Les prolétaires de tous les pays ne vont pas s’unir
Marx a reçu une éducation juive complète, se réfère souvent à la Bible, c’est un prophète (athée). Il interroge l’histoire, dont il cherche le moteur et l’avenir. En 1848, il prophétisait la généralisation de l’exploitation rationnelle de la nature et de l’humanité. En conséquence, la planète tout entière serait soumise au calcul. Il en déduisait que partageant les mêmes conditions d’exploitation, l’humanité s’unirait pour renverser ses exploiteurs.
« La Bourgeoisie produit avant tout ses propres fossoyeurs. Sa chute et la victoire du Prolétariat sont également inévitables. » (32)
« À la place de l’ancienne société bourgeoise, avec ses classes et ses antagonismes de classes, surgit une association où le libre développement de chacun est la condition du libre développement pour tous. » (54)
Après un siècle et demi d’expériences parfois meurtrières, il faut l’admettre, ce n’est pas ce qui s’est passé. La guerre de 1914 a par exemple montré que les ouvriers d’Europe avaient non seulement une patrie, mais qu’ils étaient même prêts à mourir par millions pour elle.
Ce siècle numérique généralise encore plus efficacement l’exploitation par le calcul, et nous n’assistons pas à une conscientisation universelle de l’humanité, au contraire.
Avec les écrans, des individus ont l’impression de s’ouvrir au monde entier, de sortir de leur famille et de leur quartier, qui ne les reconnaissent pas à la valeur qu’ils s’imaginent avoir. Les grands réseaux sociaux sont les plus grandes capitalisations boursières. Les masses leur abandonnent le meilleur de leur vie, elles se soumettent volontairement au Capital, elles se numérisent, pour mendier une flatterie.
Mais plus les individus partagent les mêmes logiciels et les mêmes interfaces, plus ils prennent peur de perdre leur âme singulière, et plus ils jettent leurs identités imaginaires à la figure des étrangers, avec les mêmes mèmes.
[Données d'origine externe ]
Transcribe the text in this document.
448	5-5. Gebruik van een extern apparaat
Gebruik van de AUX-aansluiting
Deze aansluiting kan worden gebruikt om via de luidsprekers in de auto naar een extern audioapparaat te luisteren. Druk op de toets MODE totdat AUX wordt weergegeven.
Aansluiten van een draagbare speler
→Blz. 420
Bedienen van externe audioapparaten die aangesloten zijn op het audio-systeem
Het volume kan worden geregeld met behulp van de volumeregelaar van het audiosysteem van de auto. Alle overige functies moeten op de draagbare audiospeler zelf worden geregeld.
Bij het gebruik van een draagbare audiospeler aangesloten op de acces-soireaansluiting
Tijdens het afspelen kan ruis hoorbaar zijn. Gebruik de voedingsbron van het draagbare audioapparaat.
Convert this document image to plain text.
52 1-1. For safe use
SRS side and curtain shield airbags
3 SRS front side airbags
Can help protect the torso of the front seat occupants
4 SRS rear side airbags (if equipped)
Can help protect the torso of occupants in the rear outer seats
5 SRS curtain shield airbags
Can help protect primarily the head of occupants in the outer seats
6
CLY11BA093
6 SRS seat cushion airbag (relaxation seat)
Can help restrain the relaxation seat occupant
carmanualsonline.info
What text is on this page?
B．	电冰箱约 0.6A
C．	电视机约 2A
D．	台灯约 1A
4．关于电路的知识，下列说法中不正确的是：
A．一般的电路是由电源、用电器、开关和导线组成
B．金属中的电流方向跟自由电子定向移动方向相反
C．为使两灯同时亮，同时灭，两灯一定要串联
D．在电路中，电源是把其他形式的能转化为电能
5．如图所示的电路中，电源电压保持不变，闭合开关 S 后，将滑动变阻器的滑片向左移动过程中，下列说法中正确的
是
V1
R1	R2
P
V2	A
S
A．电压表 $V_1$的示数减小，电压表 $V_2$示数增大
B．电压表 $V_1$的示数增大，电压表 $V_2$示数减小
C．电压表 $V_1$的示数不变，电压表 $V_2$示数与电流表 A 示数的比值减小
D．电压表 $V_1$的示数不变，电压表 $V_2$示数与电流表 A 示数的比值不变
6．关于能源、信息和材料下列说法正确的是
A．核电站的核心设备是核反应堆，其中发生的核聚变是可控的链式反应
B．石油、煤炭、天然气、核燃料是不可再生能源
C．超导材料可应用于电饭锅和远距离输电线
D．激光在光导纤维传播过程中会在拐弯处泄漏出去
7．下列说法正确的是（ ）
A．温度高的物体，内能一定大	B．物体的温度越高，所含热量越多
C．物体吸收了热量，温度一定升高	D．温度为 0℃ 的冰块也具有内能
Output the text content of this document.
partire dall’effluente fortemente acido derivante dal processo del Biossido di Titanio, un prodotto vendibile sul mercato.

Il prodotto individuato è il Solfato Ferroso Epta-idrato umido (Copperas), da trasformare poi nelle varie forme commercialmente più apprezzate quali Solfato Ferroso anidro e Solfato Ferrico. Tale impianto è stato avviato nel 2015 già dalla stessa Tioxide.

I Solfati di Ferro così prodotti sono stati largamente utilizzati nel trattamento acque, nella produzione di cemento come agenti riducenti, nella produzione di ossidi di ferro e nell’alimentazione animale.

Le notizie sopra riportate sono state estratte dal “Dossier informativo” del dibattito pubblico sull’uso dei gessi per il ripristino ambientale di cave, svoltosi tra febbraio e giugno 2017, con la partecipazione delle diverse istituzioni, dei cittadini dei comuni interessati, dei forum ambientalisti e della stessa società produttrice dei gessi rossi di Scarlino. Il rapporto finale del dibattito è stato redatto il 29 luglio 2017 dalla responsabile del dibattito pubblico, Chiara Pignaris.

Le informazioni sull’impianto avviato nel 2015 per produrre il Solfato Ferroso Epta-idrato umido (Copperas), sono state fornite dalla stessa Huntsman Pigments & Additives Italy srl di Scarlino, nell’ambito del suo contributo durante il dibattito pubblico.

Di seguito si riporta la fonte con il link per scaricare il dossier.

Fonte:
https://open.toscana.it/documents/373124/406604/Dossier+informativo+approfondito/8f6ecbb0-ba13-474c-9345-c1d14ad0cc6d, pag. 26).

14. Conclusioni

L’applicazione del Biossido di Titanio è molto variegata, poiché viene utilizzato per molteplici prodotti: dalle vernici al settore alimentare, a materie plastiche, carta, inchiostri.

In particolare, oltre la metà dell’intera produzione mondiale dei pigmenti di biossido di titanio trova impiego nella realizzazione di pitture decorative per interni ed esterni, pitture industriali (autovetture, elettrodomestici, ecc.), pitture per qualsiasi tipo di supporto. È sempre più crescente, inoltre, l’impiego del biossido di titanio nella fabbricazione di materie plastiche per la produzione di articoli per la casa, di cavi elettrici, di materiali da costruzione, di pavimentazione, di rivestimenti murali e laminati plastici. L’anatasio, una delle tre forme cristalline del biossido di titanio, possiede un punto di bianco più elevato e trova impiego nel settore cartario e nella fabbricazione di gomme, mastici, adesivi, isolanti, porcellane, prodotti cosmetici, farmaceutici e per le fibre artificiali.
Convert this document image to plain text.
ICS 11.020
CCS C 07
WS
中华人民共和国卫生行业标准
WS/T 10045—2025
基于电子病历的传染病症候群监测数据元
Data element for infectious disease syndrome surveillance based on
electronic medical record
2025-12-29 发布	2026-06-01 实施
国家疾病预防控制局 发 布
La personne violentée par la standardisation de ses conditions matérielles réagit d’abord par la fureur identitaire.
Il ne faut pas lire le Manifeste en attendant que la prophétie se réalise, mais comme une invitation à repenser l’histoire, et à agir.
Le parti communiste du temps de Marx ou de Lafargue était une assemblée houleuse mais encore pleine de débats honnêtes, d’amitiés et de combats ; loin des sinistres armées totalitaires à broyer les individus, ou des actuelles machines électorales à répéter les éléments de langage.
Le Manifeste témoigne d’une grande vitalité de la pensée socialiste d’alors, cataloguant des impasses encore tentantes aujourd’hui. Il faut transposer un peu, mais le « socialisme féodal » (III.1.a) semble déjà le royalisme corporatif de Maurras (au programme de Pétain ou de l’extrême-droite chrétienne actuelle) ; le « socialisme conservateur et bourgeois » (III.2) caractérise bien le PS français depuis plusieurs décennies ; et sous les socialismes « critico-utopique » (III.3), on trouvera les inventeurs de constitutions, de tirages au sort et autres revenus universels.
Marx ne se mélange pas les repères et se moque déjà des unions électoralistes des gauches. Une alliance n’est pas une affaire de personnes, de bonnes ou de mauvaises intentions, mais un calcul du rapport des forces historiques.
« En France, les communistes se rallient au parti démocrate-socialiste contre les bourgeoisies radicales [=PS] et conservatrices [=droite], tout en se réservant le droit de critiquer les phrases et les illusions léguées par la tradition révolutionnaire. » (76)
Le Manifeste est ici donné dans la première traduction en français de 1886, par Laura Marx-Lafargue (1845–1911), fille de Karl Marx et mariée à Paul Lafargue (1880, Le Droit à la paresse). Y ont été reportées les innovations de Andler (traduction 1901) : une numéroration commode, les préfaces à d’autres éditions, ainsi que les notes de Engels. Quelques intertitres ont été insérés, pour aider à se repérer dans un texte désormais historique, où chaque ligne compte, comme la loi, ou bien la Bible.